Collins “Collie” Max Christensen, 53, Sacramento, California, was sentenced to five years in prison, to be followed by three years of supervised release, for wire fraud related to his misappropriation of investor funds that were intended for real estate development.
According to court documents, Christensen managed several companies, such as Equus 11 Inc., that were used for multipurpose land development projects located in California, Mississippi, and Cabo San Lucas, Mexico. From 2006 through 2008, Christensen raised more than $2.3 million from 14 investors for these projects. Christensen misappropriated approximately $985,994 of the $2.3 million, spending the money on unrelated business and personal expenses. Christensen also failed to disclose to investors the extent of financial difficulties his projects were facing.

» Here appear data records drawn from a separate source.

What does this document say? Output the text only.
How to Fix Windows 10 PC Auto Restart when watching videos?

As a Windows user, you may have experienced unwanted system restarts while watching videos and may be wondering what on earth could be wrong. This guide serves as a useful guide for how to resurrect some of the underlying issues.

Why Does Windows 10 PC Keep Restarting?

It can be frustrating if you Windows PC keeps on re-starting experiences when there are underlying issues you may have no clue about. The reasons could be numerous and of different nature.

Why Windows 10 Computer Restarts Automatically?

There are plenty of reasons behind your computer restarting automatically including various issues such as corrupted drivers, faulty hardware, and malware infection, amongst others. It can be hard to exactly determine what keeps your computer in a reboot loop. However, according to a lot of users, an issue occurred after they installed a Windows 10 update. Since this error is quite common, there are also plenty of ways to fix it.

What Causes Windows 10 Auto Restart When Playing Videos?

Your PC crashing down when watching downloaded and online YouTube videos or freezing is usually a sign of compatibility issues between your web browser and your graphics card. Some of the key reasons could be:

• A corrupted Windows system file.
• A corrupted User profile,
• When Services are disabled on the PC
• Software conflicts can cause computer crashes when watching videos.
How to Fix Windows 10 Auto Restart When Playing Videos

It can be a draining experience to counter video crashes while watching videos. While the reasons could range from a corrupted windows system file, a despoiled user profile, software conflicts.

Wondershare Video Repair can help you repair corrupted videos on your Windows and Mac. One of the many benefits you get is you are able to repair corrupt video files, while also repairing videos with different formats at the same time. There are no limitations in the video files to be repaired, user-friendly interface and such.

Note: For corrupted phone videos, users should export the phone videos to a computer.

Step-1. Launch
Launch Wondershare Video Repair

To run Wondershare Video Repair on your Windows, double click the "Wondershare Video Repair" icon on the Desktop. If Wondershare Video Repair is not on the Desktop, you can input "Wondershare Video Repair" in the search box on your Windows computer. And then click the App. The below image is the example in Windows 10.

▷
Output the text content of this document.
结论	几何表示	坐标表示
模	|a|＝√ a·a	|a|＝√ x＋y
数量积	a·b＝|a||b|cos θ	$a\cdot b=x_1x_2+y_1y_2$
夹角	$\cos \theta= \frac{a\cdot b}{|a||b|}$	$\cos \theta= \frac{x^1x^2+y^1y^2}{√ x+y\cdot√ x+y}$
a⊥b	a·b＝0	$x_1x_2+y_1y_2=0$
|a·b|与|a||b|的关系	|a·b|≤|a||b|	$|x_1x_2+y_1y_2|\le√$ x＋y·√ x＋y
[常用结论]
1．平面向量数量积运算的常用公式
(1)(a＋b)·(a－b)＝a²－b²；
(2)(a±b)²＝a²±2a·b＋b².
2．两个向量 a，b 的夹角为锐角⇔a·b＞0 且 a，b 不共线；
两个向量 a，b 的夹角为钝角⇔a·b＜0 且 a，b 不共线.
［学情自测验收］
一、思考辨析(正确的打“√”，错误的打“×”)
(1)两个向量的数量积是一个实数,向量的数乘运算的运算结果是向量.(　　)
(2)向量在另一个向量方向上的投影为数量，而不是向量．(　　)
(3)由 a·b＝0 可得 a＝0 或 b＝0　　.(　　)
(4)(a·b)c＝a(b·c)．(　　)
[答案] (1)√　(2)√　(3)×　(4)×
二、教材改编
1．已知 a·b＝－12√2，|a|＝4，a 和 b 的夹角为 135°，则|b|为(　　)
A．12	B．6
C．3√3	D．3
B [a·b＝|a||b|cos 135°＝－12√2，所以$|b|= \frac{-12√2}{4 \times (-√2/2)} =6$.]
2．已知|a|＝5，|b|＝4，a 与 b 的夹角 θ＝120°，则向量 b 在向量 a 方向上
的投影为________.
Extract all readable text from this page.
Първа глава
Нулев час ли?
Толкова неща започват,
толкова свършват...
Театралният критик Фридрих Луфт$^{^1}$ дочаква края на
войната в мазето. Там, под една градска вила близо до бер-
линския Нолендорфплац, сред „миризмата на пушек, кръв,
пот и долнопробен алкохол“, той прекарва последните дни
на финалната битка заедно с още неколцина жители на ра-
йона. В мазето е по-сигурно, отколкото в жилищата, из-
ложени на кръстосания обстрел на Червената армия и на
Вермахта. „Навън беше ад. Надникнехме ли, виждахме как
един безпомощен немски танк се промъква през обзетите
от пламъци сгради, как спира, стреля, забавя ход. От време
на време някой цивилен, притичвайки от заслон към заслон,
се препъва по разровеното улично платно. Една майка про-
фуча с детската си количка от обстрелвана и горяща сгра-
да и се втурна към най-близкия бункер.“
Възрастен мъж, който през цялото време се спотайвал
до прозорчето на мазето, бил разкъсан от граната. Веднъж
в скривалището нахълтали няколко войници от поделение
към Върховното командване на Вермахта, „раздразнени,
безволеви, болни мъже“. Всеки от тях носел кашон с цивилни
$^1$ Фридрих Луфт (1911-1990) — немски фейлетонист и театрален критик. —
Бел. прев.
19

Christensen was ordered to begin serving his prison sentence on December 5, 2011. By law, the defendant will be required to serve at least 85% of the prison time imposed.
A restitution hearing, at which the judge will determine how much Christensen should be ordered to pay the victims in restitution, is scheduled for January 10, 2012.
United States Attorney Benjamin B. Wagner announced the sentence by United States District Judge John A. Mendez
“Mr. Christensen misappropriated his investors’ funds and then lied to them,” said U.S. Attorney Wagner. “Many of his victims suffered significant financial harm, losing retirement accounts and homes that had been refinanced in order to extract equity to invest with Christensen. Investment fraud schemes often result in financial devastation for victims, which is one reason this office will continue to emphasize the investigation and prosecution of such cases.”
This case was the product of an extensive investigation by the Federal Bureau of Investigation. Assistant United States Attorney Russell L. Carlberg prosecuted the case.